Penstock partnered with a national health plan to investigate unusual, high-dollar payments tied to an unlisted laboratory procedure code—a billing category often used for new or emerging tests.
Under the plan’s provider contract, that code qualified for a $3,000 reimbursement only when paired with a very specific test/diagnosis for prostate cancer. But across hundreds of claims, the provider was receiving the full amount for unrelated unlisted services—simply because the claims processor saw the code, saw the rate, and paid it automatically.

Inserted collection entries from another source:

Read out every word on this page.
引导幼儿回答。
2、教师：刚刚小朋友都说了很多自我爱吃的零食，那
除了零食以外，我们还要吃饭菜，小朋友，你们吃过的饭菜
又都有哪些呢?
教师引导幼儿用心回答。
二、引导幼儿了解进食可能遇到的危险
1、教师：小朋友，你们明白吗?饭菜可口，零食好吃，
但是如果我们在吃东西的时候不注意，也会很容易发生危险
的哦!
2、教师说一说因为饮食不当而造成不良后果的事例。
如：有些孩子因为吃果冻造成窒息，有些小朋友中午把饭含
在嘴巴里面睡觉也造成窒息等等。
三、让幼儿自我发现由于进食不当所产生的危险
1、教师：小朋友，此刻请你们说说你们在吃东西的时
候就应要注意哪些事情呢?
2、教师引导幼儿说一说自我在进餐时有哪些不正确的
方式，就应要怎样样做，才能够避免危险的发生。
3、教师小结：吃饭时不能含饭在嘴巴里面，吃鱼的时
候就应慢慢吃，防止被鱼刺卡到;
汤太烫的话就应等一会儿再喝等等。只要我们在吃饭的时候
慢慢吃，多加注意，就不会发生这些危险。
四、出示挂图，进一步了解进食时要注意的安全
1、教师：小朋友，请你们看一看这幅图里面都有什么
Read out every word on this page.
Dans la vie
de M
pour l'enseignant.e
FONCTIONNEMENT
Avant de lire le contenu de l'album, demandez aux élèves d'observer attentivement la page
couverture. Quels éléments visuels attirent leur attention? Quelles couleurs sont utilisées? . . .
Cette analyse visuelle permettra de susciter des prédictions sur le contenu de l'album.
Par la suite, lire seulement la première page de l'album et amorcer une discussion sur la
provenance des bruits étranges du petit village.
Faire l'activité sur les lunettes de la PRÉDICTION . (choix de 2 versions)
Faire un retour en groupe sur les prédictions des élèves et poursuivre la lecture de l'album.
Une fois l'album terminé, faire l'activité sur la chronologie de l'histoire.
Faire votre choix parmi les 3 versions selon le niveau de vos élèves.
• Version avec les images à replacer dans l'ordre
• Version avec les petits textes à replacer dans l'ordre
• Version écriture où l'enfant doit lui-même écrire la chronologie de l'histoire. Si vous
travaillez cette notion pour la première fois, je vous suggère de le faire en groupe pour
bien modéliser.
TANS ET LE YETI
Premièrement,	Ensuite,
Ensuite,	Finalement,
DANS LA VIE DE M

These overpayments were buried deep in contract language and adjudication logic—precisely the kind of gray area where costly errors hide. Penstock’s combination of analytics and deep coding expertise uncovered the pattern, validated it against contract terms, and helped the plan recover hundreds of thousands of dollars in inappropriate payments.
What we did:
- Detected irregularities during chart review related to unlisted laboratory procedure codes
- Used data analytics to identify high-cost claims ($3,000 per test) inconsistent with contracted criteria
- Cross-referenced claims data with provider contract language to confirm scope of error
- Quantified and validated the total overpayment impact
- Provided the plan with clear, contract-supported findings and guidance to prevent recurrence
Results:
$400K
In confirmed recoverable overpayments
Penstock’s auditor-led analysis uncovered a contract misapplication that had gone unnoticed for months. By pairing advanced data mining with expert interpretation of CPT and HCPCS codes, Penstock transformed what appeared to be legitimate payments into verified recoveries.
The engagement not only recouped significant dollars but also strengthened the plan’s claims review process and prevented repeat leakage—proving once again that Penstock’s precision and human oversight deliver measurable financial protection for health plans.